Monde
Le détroit d’Ormuz au cœur des tractations entre Téhéran et Washington
Des deux côtés, on parle d’avancées vers un accord de paix, mais rien n’est encore signé. Le sort du détroit stratégique, des milliards d’avoirs gelés et…


Des deux côtés, on parle d’avancées vers un accord de paix, mais rien n’est encore signé. Le sort du détroit stratégique, des milliards d’avoirs gelés et du programme nucléaire iranien reste en suspens.

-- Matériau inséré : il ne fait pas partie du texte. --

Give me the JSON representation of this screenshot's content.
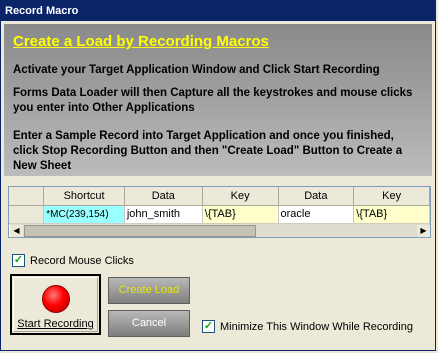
{
  "window": {
    "title": "Record Macro"
  },
  "header": {
    "title": "Create a Load by Recording Macros",
    "line1": "Activate your Target Application Window and Click Start Recording",
    "line2a": "Forms Data Loader will then Capture all the keystrokes and mouse clicks",
    "line2b": "you enter into Other Applications",
    "line3a": "Enter a Sample Record into Target Application and once you finished,",
    "line3b": "click Stop Recording Button and then \"Create Load\" Button to Create a",
    "line3c": "New Sheet"
  },
  "grid": {
    "columns": [
      "",
      "Shortcut",
      "Data",
      "Key",
      "Data",
      "Key"
    ],
    "row": [
      "",
      "*MC(239,154)",
      "john_smith",
      "\\{TAB}",
      "oracle",
      "\\{TAB}"
    ]
  },
  "options": {
    "record_mouse": {
      "label": "Record Mouse Clicks",
      "checked": true
    },
    "minimize": {
      "label": "Minimize This Window While Recording",
      "checked": true
    }
  },
  "buttons": {
    "start": "Start Recording",
    "create": "Create Load",
    "cancel": "Cancel"
  },
  "colors": {
    "title_text": "#ffff00",
    "shortcut_cell": "#99ffff",
    "key_cell": "#ffffcc",
    "titlebar": "#0a246a",
    "record": "#ff0000"
  }
}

Les discussions entre l’Iran et les États-Unis avancent sans pour autant aboutir. Le porte-parole iranien Esmaïl Baghaï a rappelé que Téhéran exige la fin de la guerre sur tous les fronts, y compris au Liban où son allié le Hezbollah combat Israël. À Washington, des sources évoquent un protocole qui prolongerait de soixante jours le cessez-le-feu entré en vigueur le 8 avril. Donald Trump a promis une décision rapide. Au cœur des débats, le détroit d’Ormuz cristallise les tensions. Le président américain exige sa réouverture immédiate et le déminage par l’Iran. Mais Téhéran, via l’agence Fars, laisse entendre que l’accord actuel n’exclut pas des frais de péage pour les navires. Depuis le début de la guerre, les Gardiens de la révolution contrôlent strictement ce passage vital pour le pétrole mondial, tandis que les États-Unis imposent ce que l’Iran décrit comme un blocus naval depuis le 13 avril. Selon le site Axios, Washington lèverait ce blocus si le trafic commercial reprend. Téhéran serait alors autorisé à vendre du pétrole grâce à une suspension des sanctions.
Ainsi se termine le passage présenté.